Warwick– Man, those guys are so great to work with. Each one of them is a musical genius in their own right and they really pushed us to make the best album we could have possibly made. It was like having a producer for each instrument. They were so meticulous with their own and our vision. They worked us hard and then ploughed us with whiskey after each good take (which is the type of reward two skollies need). They also made sure that while they were helping us make a polished album, we didn’t lose the pure raw side of our sound. So everything you hear on the album is everything you will hear on stage. Still a two piece, no bass/synths or anything we can’t do on stage. They were the perfect kick Hellcats needed.
How does it feel to have your new album featured on Apple Music’s “Best Of The Week” and “The New Rock Playlists”?
Alex- It was pretty surreal to be honest. I think whenever you put something out, you never want to hype yourself up and think “Ahhhhhh it’s going to be amazing” and then it does nothing. You have to be a realist with no expectation, but as the rock n roll gods would have it, people took the album exceptionally well. To say we are humbled is an understatement!
You have said that there are a lot of great South African rock and roll bands popping up lately with more realness and originality then you have seen in years. What do you think has led to the resurgence in rock and rolls bands? Who are some of your favorites right now?
Alex– Look, we entered the rock n roll scene at its lowest point. No one was coming to shows and there were literally a hand full of venues. I personally hope in some way Hellcats contributed to uplifting the scene of dirty rock n roll and has inspired other musicians to do so as well. Bands here are taking on their own identities in SA and are doing it well. To name a few- BCUC, Retro Dizzy, Medicine Boy, Mouse, Sun Xa Experiment, Grassy Spark and Southern Wild.
Warwick- You recently collaborated with fellow SA band Go The Rodeo on their track “Never C Ur Face Again”! It looks like it was a super fun video to make! How did that collaboration come about? Are there a lot of collaborations amongst different bands right now in the SA music scene? Is everyone pretty supportive of each other?
Warwick– Ja, that was a great colab! I loved being involved in that project. Cornè (GoTheRodeo frontman) and I have been homies for a while so he asked me if I wanted to do something and I agreed with the disclaimer that I’m not a show pony and I don’t do solos. I’m more of a riffs kind of guitarist so I threw some stank riff on an already incredible song. It was a super easy process and I had a lot of fun with the guys who really are all excellent humans. Mark my words that band is a fucking rocket ship destined for greatness. As far as bands supporting each other in SA goes, I think there’s a really healthy scene where people support each other and want to see their peers do well. Apart from a couple of a couple dooshy fuck bands that think they’re better than everyone and somehow think that they make music that was born out of Donald Trump’s vagina, everyone in the scene is pretty rad and keen to build on the scene.
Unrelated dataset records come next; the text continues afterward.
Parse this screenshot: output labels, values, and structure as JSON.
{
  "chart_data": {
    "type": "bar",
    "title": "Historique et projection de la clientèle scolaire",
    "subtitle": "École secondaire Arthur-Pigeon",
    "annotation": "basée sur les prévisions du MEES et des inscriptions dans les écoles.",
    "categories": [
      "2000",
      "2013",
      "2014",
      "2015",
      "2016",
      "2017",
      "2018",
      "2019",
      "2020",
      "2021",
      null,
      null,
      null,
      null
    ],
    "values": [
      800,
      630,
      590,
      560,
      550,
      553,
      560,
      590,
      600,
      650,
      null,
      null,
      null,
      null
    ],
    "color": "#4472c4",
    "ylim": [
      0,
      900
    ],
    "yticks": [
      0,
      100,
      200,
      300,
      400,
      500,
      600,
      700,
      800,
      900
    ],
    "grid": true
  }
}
You guys had an amazing 2018 filled with incredible opportunities! You will be heading out on tour next month with Shadowclub and opening for The Cure in March! It sounds like 2019 is shaping up to be just as great! What else do you have coming up this year?
Alex– Yes! Shadowclub personally is my favourite band. I remember watching them open for Kings Of Leon and saying one day I’ll play with those guys and here we are. They such a great bunch of guys, so a lot of respect to them!! This year has started off with a bang! We are lucky enough to be playing both legs of The Cure’s tour in SA! Then lots of festivals lined up and a potential visit overseas to try our hand there!!!!!